Financial complexity can be overwhelming when you first start your own business. Understanding the fundamental terms of finance used by startups can help you make educated choices and manage your resources effectively.

Basic Bookkeeping: Accurate record-keeping is the basis of financial management. It’s essential for any startup that wants to secure funding from lenders or investors. This includes GAAP-compliant financial statements (income and expenses), cash flow, the balance sheet, and financial projections.

Revenue and Costs: Monitoring and tracking the amount of revenue, operational expenses as well as other costs is a crucial part of financial startup basics. This helps founders of startups manage customer acquisition, churn, and revenue growth. It also helps them understand the impact of pricing at the customer as well as product features and other variables on their bottom line.

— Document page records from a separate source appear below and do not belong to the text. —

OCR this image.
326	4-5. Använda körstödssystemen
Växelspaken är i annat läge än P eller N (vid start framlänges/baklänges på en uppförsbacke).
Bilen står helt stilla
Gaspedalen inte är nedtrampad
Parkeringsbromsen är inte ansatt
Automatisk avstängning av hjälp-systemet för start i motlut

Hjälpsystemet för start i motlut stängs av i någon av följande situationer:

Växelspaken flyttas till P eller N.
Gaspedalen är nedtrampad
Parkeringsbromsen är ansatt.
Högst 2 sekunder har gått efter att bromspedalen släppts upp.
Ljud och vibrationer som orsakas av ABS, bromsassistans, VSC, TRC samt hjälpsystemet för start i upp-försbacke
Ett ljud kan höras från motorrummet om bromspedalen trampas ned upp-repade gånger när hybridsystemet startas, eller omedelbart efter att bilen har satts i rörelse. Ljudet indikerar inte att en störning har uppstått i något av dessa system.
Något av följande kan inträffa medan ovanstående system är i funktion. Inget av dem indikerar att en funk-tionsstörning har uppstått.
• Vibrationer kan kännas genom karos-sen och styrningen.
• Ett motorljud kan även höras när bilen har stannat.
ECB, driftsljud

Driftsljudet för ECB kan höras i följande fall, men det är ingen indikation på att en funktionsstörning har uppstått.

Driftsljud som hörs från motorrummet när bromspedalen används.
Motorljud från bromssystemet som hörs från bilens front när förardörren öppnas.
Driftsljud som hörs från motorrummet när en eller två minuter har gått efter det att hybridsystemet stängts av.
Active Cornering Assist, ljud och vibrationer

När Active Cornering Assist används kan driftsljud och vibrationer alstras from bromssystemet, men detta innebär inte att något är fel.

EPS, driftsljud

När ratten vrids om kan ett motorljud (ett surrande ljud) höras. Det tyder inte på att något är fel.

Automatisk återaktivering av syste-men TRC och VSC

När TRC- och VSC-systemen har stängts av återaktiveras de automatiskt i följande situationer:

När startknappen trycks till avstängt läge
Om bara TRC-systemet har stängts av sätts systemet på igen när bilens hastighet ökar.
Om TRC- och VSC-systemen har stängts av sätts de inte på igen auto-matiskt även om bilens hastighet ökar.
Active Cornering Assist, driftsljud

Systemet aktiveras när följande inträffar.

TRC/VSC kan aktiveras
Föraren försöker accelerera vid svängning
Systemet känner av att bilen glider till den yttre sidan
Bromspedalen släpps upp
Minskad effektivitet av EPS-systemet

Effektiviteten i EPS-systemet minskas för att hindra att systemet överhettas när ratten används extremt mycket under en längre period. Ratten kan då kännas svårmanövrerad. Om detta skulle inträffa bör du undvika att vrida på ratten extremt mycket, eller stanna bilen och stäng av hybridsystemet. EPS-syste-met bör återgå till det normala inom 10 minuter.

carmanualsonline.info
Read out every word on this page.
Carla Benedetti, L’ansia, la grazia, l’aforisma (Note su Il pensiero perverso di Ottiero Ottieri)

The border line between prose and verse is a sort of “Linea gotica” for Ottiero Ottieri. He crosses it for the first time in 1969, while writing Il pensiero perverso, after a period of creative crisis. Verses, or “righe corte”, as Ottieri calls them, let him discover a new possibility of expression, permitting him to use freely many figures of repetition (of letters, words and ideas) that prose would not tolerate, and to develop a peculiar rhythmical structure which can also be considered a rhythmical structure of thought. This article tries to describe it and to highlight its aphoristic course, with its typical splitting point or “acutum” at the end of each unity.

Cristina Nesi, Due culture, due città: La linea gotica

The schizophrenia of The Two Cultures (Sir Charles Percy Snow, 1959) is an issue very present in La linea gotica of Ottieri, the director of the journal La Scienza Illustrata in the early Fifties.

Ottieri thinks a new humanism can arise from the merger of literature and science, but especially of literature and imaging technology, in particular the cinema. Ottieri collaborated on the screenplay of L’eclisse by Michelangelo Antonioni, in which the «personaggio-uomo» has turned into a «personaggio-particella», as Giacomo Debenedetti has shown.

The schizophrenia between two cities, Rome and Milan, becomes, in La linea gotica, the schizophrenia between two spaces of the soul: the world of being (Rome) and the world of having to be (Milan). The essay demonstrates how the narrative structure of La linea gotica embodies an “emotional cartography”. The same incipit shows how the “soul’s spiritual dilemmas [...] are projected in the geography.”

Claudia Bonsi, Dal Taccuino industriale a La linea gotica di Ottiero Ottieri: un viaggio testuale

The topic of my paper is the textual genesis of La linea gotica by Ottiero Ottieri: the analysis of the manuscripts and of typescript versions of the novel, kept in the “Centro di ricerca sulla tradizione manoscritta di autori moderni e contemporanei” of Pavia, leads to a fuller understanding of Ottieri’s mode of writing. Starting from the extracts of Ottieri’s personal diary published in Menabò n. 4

Financing: Startups depend on credit cards and personal loans to finance their business. This can be a risky and expensive approach for new businesses, especially in the event that they fail to fulfill their obligations to pay. Alternative sources of financing for startups include business line of credit, equipment leasing and crowdsourcing platforms.

Cash Flow: A startup needs to be able to predict its cash position at any moment. This isn’t easy for startups that invoice annually or in arrears based on usage, but aren’t able to provide an accurate view of their cash balance over a period of time. Automating the payment process, ensuring vendor payments are completed on time and accurately registering equity ownership can help startups avoid cash flow issues.